Category Archives: Picture Post
With A Little Help From A Friend
This is the outcome of yet another late-night, malt-whisky induced, Photoshop adventure. The starting point was a rather tattered little print from an old photograph album. The album contained thirty or forty prints of entirely unknown origin, which I bought off eBay for less than the price of a cup of tea in a coffee shop. The only clue as to the provenance is a short inscription in the front of the album which states “Winter 1946-7 and Summer 1947. 431 ED“. If the prints were in better condition, I would be loath to mess with them, but they are scratched and faded, bent and blurred, and openly invite me and my pal Photoshop to do our worst with them.
Of this particular effort, all the can be said is that the original blurred photograph was the work of our unknown photographer, the somewhat surreal colouring was the work of Photoshop, and the final decision that it was a face that I would be happy to spend the day looking at across my desk was my own …. with a little help from a glass of Bunnahabhain.
Boot-Caking, Door-Clogging, Welly-Wetting Snow
In my mind’s eye there was always snow in winter when I was younger. That same mind’s eye observed week after week of uninterrupted sunshine during each summer. It is, of course, all nonsense: if your mind has an eye at all it is equipped with about as much memory as a Sinclair ZX80 computer. You don’t need a mind’s eye, however, if you had a camera and a decent archive of your old negatives – you can scan through winter after winter of snow and remind yourself just how tough life used to be when central heating meant a paraffin stove in the middle of a room and a foreign holiday meant a day trip to Blackpool (I have been reading too many Facebook nostalgia group posts over Christmas and I am beginning to be infected by their sickly sentimentality). The calendar photograph on my desk today features a photograph I took in the mid 1980s, when we were living in Sheffield. I think it was taken from the bottom of Blake Street in Upperthorpe, but I can’t be certain about that as my mind’s eye was never equipped with a geo-tagging facility. Now that was snow: boot-caking, door-clogging, welly-wetting snow of the finest variety. For a proper, nostalgia-fest approach, I would like to say that snow was like that in the good old days before we started flirting with Europe, but I will refrain in case I attract the attention of fact-checking services.

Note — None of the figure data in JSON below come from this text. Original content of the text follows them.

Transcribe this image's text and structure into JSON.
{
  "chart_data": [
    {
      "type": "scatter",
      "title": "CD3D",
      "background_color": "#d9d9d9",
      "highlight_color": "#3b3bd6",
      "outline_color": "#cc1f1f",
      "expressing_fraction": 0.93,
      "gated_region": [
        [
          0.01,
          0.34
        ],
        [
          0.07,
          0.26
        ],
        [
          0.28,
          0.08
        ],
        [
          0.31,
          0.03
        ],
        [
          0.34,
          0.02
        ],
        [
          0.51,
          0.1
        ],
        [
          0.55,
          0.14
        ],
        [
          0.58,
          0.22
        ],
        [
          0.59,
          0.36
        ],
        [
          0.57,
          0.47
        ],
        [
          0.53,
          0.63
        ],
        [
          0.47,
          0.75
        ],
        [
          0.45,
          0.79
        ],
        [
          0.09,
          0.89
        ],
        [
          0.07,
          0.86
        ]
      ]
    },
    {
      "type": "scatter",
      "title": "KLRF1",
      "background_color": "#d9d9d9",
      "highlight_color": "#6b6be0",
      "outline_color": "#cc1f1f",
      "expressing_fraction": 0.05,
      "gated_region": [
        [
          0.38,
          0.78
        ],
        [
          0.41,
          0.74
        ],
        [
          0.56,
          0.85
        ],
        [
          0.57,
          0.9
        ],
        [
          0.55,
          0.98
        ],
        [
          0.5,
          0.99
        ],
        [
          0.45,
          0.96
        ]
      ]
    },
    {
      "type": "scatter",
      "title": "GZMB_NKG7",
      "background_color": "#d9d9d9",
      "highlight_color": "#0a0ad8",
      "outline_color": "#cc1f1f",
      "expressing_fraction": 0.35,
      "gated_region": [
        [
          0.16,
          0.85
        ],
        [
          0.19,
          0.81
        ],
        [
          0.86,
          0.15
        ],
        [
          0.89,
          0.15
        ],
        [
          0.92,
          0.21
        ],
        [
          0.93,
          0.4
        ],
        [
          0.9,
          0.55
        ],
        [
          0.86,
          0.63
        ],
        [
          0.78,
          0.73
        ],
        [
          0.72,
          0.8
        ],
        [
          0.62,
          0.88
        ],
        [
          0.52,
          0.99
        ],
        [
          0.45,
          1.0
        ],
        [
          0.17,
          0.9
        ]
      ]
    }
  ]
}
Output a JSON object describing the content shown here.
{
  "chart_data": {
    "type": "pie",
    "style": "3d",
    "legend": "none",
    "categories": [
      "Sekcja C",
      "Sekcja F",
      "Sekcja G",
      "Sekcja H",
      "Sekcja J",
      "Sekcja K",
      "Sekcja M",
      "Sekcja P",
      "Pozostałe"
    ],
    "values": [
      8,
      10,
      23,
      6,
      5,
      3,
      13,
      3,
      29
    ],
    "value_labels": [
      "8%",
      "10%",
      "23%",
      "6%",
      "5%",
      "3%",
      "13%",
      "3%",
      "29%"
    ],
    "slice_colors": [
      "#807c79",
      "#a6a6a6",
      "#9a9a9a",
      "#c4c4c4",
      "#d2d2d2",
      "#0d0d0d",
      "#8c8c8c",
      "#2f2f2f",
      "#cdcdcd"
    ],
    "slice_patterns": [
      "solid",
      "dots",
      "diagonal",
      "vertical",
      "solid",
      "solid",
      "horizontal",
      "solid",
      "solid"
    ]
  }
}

We were supposed to go out for a walk yesterday, but a single snow flake was spotted drifting over the field at the bottom of the road, so we played safe and stayed inside instead. It gave me an opportunity to scan some photographs of the good old days.
Wet
A wet day in Brighouse, fifty-four years ago. Full of memories – donkey jackets, mini cars and Timothy Whites chemist. More resonant in these difficult times, memories of crowded pavements and social interaction.

Travel
On a day that we seem to be more isolated from the rest of the world than ever before, a reminder of the times when travel was easier. A reminder also of summer, and one of the beautiful capitals of Northern Europe. This was the city of Tallinn in Estonia during a visit in 2016.
Shape
Sometime, all you need is a shape. Detail is superfluous when outlines tell a story. This is my mother, Gladys, fifty-five years ago. I probably mis-judged the back-lighting, but I like to think that I was concerned only with capturing a shape.
Blue
What a pity the placenamers of old didn’t have access to Photoshop filters. Black Brook in West Vale could have been Gauguin Blue Brook and North Dean Mills could have been renamed Munchian Orange Mills. The world would have been a more colourful place.
Match
Take a cut flower on its last legs (and before you say it, of course flowers have legs); match it with a bit of colour left over from spray painting a railway viaduct; shake it all about, and you come up with the first of our exclusive 2021 range of wallpapers. What else is there to do on a winters’ night when you are waiting for Match of the Day to start?
Wall
A stone wall somewhere in Yorkshire – it was 40 years ago and I can’t remember exactly where. It probably was somewhere around Halifax, where there is stone enough to spare. There is something appealing about the slight curve: whether subsidence or intent, it gives it a sinuous feeling.